In the late 1960s, Mrs. Cannon and African-American gospel singer Mahalia Jackson were convinced to allow their names to be associated with a chain of fried chicken restaurants in competition with Kentucky Fried Chicken by Nashville entrepreneur John Jay Hooker. At first the stock price of this venture soared; later it collapsed amid allegations of accounting irregularities and stock price manipulation. This affair was thoroughly investigated by the U.S. Securities and Exchange Commission. Mrs. Cannon and Ms. Jackson were found to have been completely uninvolved in any alleged wrongdoing, but were considerably embarrassed by the negative publicity surrounding their names. (A small number of these restaurants actually survived into the 1980s in the Middle Tennessee area.)
As noted above, Mrs. Cannon portrayed the "Minnie Pearl" character for many years on the perennial Saturday night television series cornfest Hee Haw, both on the original network and subsequent syndicated versions. This may have been less taxing than it would appear; the program was shot entirely in Nashville and totally out of sequence, so that each performer could record all of his or her appearances for an entire television season in a matter of a few days or parts of days. When asked why the cornball program was so popular, Cannon explained that it took viewers to a place where there was "no war, no cancer."
Her final regular national televison appearances came on Ralph Emery's nightly Nashville Now country-music talk show on the former Nashville Network cable channel. She and Emery performed a weekly feature, "Let Minnie Steal Your Joke," in which viewers could send in jokes for Minnie to read on the show, with prizes for the best joke of the week.
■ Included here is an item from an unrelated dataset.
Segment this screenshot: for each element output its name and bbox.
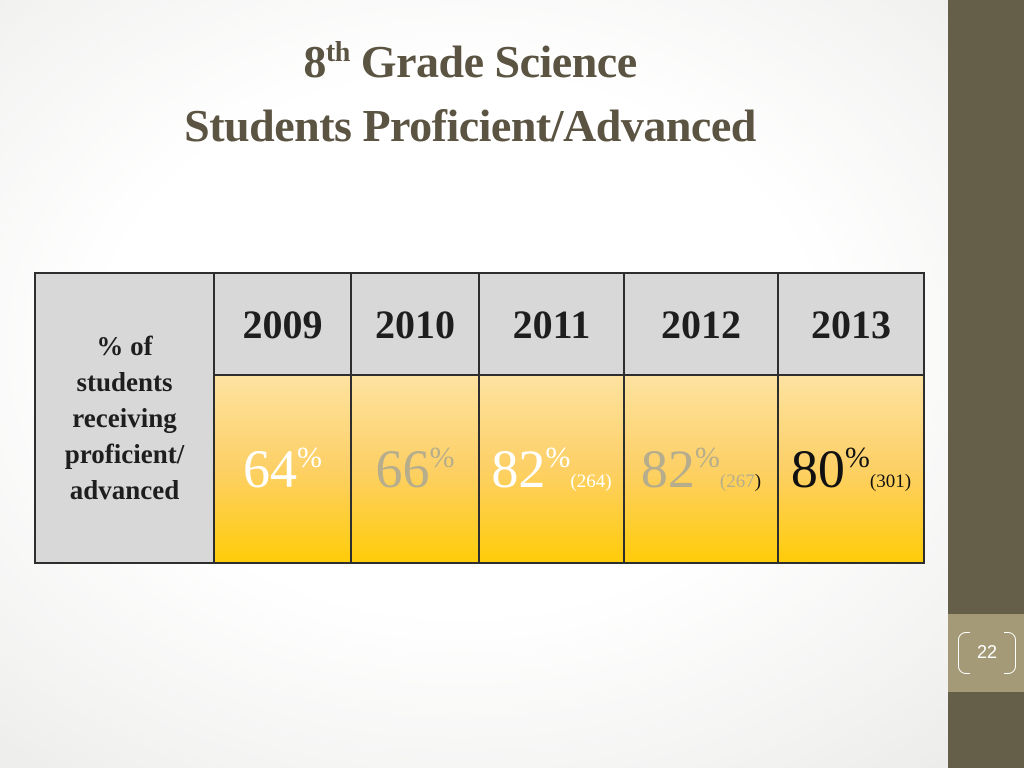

Cannon was fairly influential in the lives of many younger country music artists, taking something of a maternal interest in them, especially Hank Williams, but also many of the younger generation of female singers; she had seen many of the inequities in the treatment of women in business in general, and women in the country music industry in particular, firsthand. She was also a close friend of Paul Reubens. In her later years, she lived in a prestigious Nashville neighborhood next to the Governor's Mansion, where she befriended several of the governors. After surviving breast cancer through aggressive treatments including a double mastectomy and radiation therapy, she became a spokeswoman for the medical center in Nashville where she had been treated and somewhat for cancer survivors in general. She took on this role as herself, Sarah Ophelia Cannon, not desiring the "Minnie Pearl" character to be associated with such misfortune, although a nonprofit group, the Minnie Pearl Cancer Foundation, has been founded in her memory to help fund cancer research. The center where she was treated was later named the Sarah Cannon Cancer Center, and has been expanded to several other hospitals in the Middle Tennessee and Southern Kentucky area. Her name has also been lent to the affiliated Sarah Cannon Research Institute.
Her death at the age of 83 was brought on by complications due to a stroke. During her time in the nursing home, she was visited frequently by numerous country music industry figures, notably Vince Gill and Amy Grant, whose scandalous (as they were both married at the time) romantic relationship is alleged to have begun during joint visits to see her. She is buried at Mt. Hope Cemetery in Franklin, Tennessee.